De même, l’absence d’attention malveillante de l’émetteur ne suffit pas à éliminer la dimension menaçante des manipulations informationnelles. Des contenus faux peuvent être émis sans que l’individu ou le groupe n’ait réellement conscience du caractère désinformateur (Mésinformation). On se souvient du statut controversé de la trithérapie il y a une vingtaine d’années pour lutter contre le VIH. En rendant indétectable le virus dans le sang, cette médication permettait de conclure que les risques de transmission par voie sexuelle étaient négligeables. Certains en avaient déduit que la trithérapie n’était pas seulement un outil thérapeutique mais aussi un outil de prévention qui ne supposait pas d’autres précautions. Contrairement à la désinformation où les contenus sont artificiellement amplifiés par des outils manuel ou algorithmique de propagandes à base de faux comptes (bots) ou de vidéos mensongères (deep fakes) conduisant des malversations d’opinions, la mésinformation ne s’accompagne pas d’une quelconque volonté de porter préjudice, mais peut aboutir à des dommages collatéraux. En outre, le vrai peut aussi être détourné pour nuire à un individu, un groupe ou à une institution (Malinformation). Sont mobilisées des méthodes de divulgation d’informations sensibles ou d’usurpation d’identité par le piratage de comptes personnels visant à décrédibiliser une personnalité ou une institution. À côté de ces outils qui intensifient certains contenus, le harcèlement en ligne ayant pour objectif de museler la parole est aussi présent. Ces procédés sont susceptibles d’amener ou de participer à des troubles de l’ordre social.

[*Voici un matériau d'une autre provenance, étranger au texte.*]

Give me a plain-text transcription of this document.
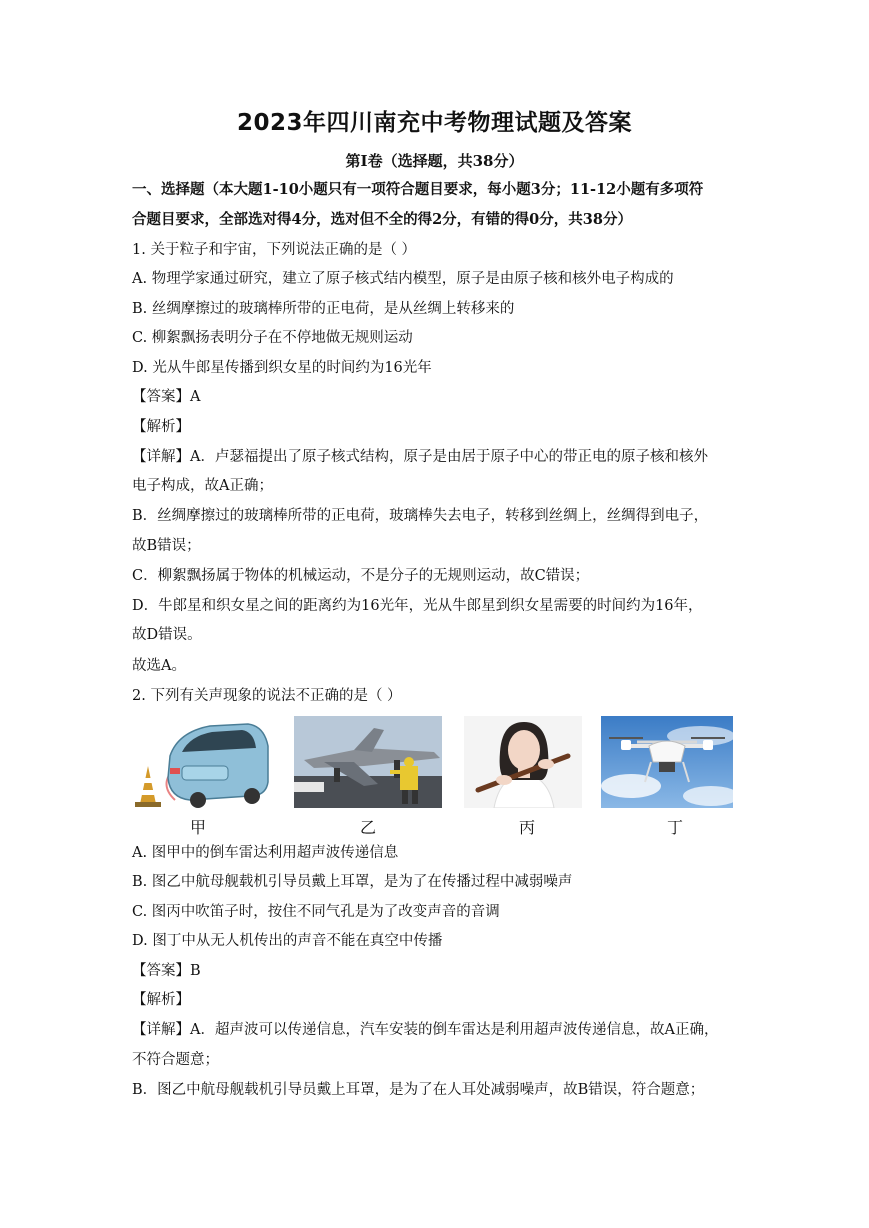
2023年四川南充中考物理试题及答案
第Ⅰ卷（选择题，共38分）
一、选择题（本大题1-10小题只有一项符合题目要求，每小题3分；11-12小题有多项符
合题目要求，全部选对得4分，选对但不全的得2分，有错的得0分，共38分）
1. 关于粒子和宇宙，下列说法正确的是（ ）
A. 物理学家通过研究，建立了原子核式结内模型，原子是由原子核和核外电子构成的
B. 丝绸摩擦过的玻璃棒所带的正电荷，是从丝绸上转移来的
C. 柳絮飘扬表明分子在不停地做无规则运动
D. 光从牛郎星传播到织女星的时间约为16光年
【答案】A
【解析】
【详解】A．卢瑟福提出了原子核式结构，原子是由居于原子中心的带正电的原子核和核外
电子构成，故A正确；
B．丝绸摩擦过的玻璃棒所带的正电荷，玻璃棒失去电子，转移到丝绸上，丝绸得到电子，
故B错误；
C．柳絮飘扬属于物体的机械运动，不是分子的无规则运动，故C错误；
D．牛郎星和织女星之间的距离约为16光年，光从牛郎星到织女星需要的时间约为16年，
故D错误。
故选A。
2. 下列有关声现象的说法不正确的是（ ）
甲	乙	丙	丁
A. 图甲中的倒车雷达利用超声波传递信息
B. 图乙中航母舰载机引导员戴上耳罩，是为了在传播过程中减弱噪声
C. 图丙中吹笛子时，按住不同气孔是为了改变声音的音调
D. 图丁中从无人机传出的声音不能在真空中传播
【答案】B
【解析】
【详解】A．超声波可以传递信息，汽车安装的倒车雷达是利用超声波传递信息，故A正确，
不符合题意；
B．图乙中航母舰载机引导员戴上耳罩，是为了在人耳处减弱噪声，故B错误，符合题意；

### Des effets insidieux à moyen terme sur la cohésion sociale

Si la capacité à intervenir sur la viralité est une composante majeure de la  manipulation informationnelle, la génération de contenus à l’aide des outils de l’intelligence artificielle constitue une autre dimension à prendre en compte. La menace pour la continuité des activités de la puissance publique peut se présenter à court terme, par l’amplification des effets relatifs aux procédés de manipulation informationnelle mentionnés ci-dessus. Cela se traduit par une augmentation quantitative des contenus disponibles de mésinformation et de désinformation, lesquels peuvent être plus ou moins sophistiqués, et adaptés aux profils individuels. Par ailleurs, la ligne entre le contenu produit entièrement par l'humain et le contenu créé avec l'aide de l'intelligence artificielle tend à s’estomper. Cela interroge la notion de véracité de l’information traditionnellement fondée sur la source, et plus largement, le statut social et culturel à donner aux outils de l’IA dans la description de la réalité.  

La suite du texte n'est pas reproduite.